I felt extremely honored because I knew that this project has historical meaning to our laboratory, as my mentor was one of the authors that reported the first biosynthetic step of the acarbose pathway more than 20 years ago. He was a postdoctoral research associate with Prof. Heinz G. Floss at the University of Washington, who was at the time collaborating with Prof. Wolfgang Piepersberg at the University of Wuppertal on the acarbose biosynthesis project. The next two steps of the pathway were reported independently by the Piepersberg group in the early 2000. After almost two decades of hiatus, two other steps were recently reported by the group of Profs. Linquan Bai and Zixin Deng at Shanghai Jiaotong University. Our lab at Oregon State University was mainly interested in elucidating the later steps of acarbose biosynthesis, as it may involve unique enzymes such as the C-N bond forming enzyme pseudoglycosyltransferase. Several of our previous lab members have worked on and off on this project with moderate successes, and the baton was then passed on to me.

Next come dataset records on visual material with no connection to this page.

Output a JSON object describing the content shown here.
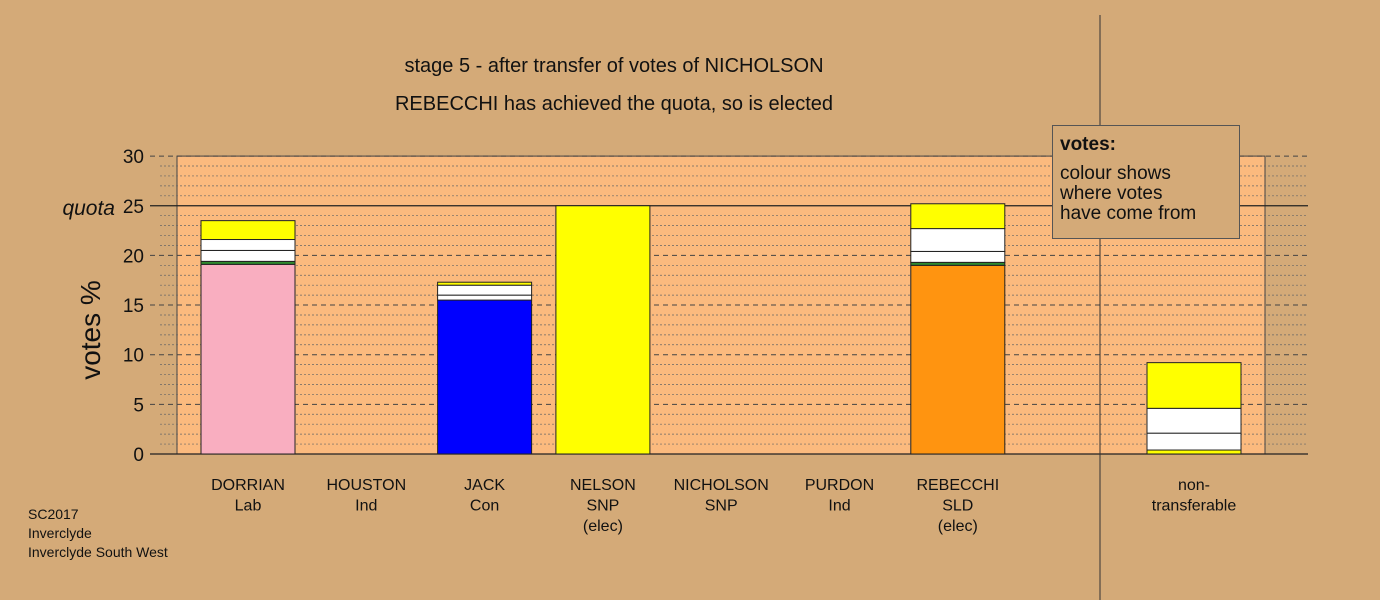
{
  "chart_data": {
    "type": "bar",
    "title": "stage 5 - after transfer of votes of NICHOLSON",
    "subtitle": "REBECCHI has achieved the quota, so is elected",
    "ylabel": "votes %",
    "ylim": [
      0,
      30
    ],
    "yticks": [
      "0",
      "5",
      "10",
      "15",
      "20",
      "25",
      "30"
    ],
    "quota_label": "quota",
    "quota": 25,
    "grid": "dashed horizontal",
    "legend_placement": "top-right",
    "candidates": [
      {
        "name": "DORRIAN",
        "party": "Lab",
        "note": "",
        "segments": [
          {
            "value": 19.1,
            "color": "#f9aec0"
          },
          {
            "value": 0.3,
            "color": "#2e8b2e"
          },
          {
            "value": 1.1,
            "color": "#ffffff"
          },
          {
            "value": 1.1,
            "color": "#ffffff"
          },
          {
            "value": 1.9,
            "color": "#ffff00"
          }
        ],
        "total": 23.5
      },
      {
        "name": "HOUSTON",
        "party": "Ind",
        "note": "",
        "segments": [],
        "total": 0
      },
      {
        "name": "JACK",
        "party": "Con",
        "note": "",
        "segments": [
          {
            "value": 15.5,
            "color": "#0000ff"
          },
          {
            "value": 0.5,
            "color": "#ffffff"
          },
          {
            "value": 1.0,
            "color": "#ffffff"
          },
          {
            "value": 0.3,
            "color": "#ffff00"
          }
        ],
        "total": 17.3
      },
      {
        "name": "NELSON",
        "party": "SNP",
        "note": "(elec)",
        "segments": [
          {
            "value": 25.0,
            "color": "#ffff00"
          }
        ],
        "total": 25.0
      },
      {
        "name": "NICHOLSON",
        "party": "SNP",
        "note": "",
        "segments": [],
        "total": 0
      },
      {
        "name": "PURDON",
        "party": "Ind",
        "note": "",
        "segments": [],
        "total": 0
      },
      {
        "name": "REBECCHI",
        "party": "SLD",
        "note": "(elec)",
        "segments": [
          {
            "value": 19.0,
            "color": "#ff9410"
          },
          {
            "value": 0.3,
            "color": "#2e8b2e"
          },
          {
            "value": 1.1,
            "color": "#ffffff"
          },
          {
            "value": 2.3,
            "color": "#ffffff"
          },
          {
            "value": 2.5,
            "color": "#ffff00"
          }
        ],
        "total": 25.2
      }
    ],
    "nontransferable": {
      "label_line1": "non-",
      "label_line2": "transferable",
      "segments": [
        {
          "value": 0.4,
          "color": "#ffff00"
        },
        {
          "value": 1.7,
          "color": "#ffffff"
        },
        {
          "value": 2.5,
          "color": "#ffffff"
        },
        {
          "value": 4.6,
          "color": "#ffff00"
        }
      ],
      "total": 9.2
    }
  },
  "legend": {
    "title": "votes:",
    "line1": "colour shows",
    "line2": "where votes",
    "line3": "have come from"
  },
  "footer": {
    "line1": "SC2017",
    "line2": "Inverclyde",
    "line3": "Inverclyde South West"
  },
  "colors": {
    "background": "#d4aa78",
    "plot_area": "#fbba7e",
    "grid": "#555555"
  }
}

The horror part of the story is that all of the intermediates involved in acarbose biosynthesis are expected to be highly polar, not commercially available, and somewhat unstable. In addition, I learned that some of the enzymes were not expressed well in Escherichia coli. Fortunately, I have experience in organic synthesis and have previously worked with highly polar compounds, and together with two other chemists in the lab, we were able to synthesize some of the compounds needed for the study. Some other compounds were prepared enzymatically or a gift from Prof. Floss. To obtain soluble recombinant enzymes, I tried numerous conditions for the expression of recombinant proteins in E. coli but had to give up some of them as they did not give soluble proteins. But, I was finally able to produce the challenging recombinant proteins in Streptomyces and characterized their biochemical functions and their involvements in acarbose biosynthesis.
In our recent paper published in Nature Communications (click here), we report the complete biosynthetic pathway to acarbose. Aside from enzymes that are necessary to produce sedoheptulose 7-phosphate, dTDP-4-amino-4,6-dideoxyglucose, and maltose, the main pathway to acarbose consists of ten enzymes, of which five enzymes were characterized in this study including a pseudoglycosyltransferase, AcbS, and its homologue AcbI. Interestingly, despite their high sequence similarity, these two enzymes have very distinct catalytic activities. AcbI catalyzes a canonical glycosylation reaction, whereas AcbS catalyzes a non-glycosidic C-N bond formation. In this study, we were able to reconstitute the acarbose pathway from valienol 7-phosphate all the way to the final product acarbose. It was a joyful experience working on this challenging project and I realized that the tacit knowledge and expertise related to the study of aminocyclitol biosynthesis available in the lab has significantly contributed to our success in elucidating the biosynthetic pathway to this high value pharmaceutical.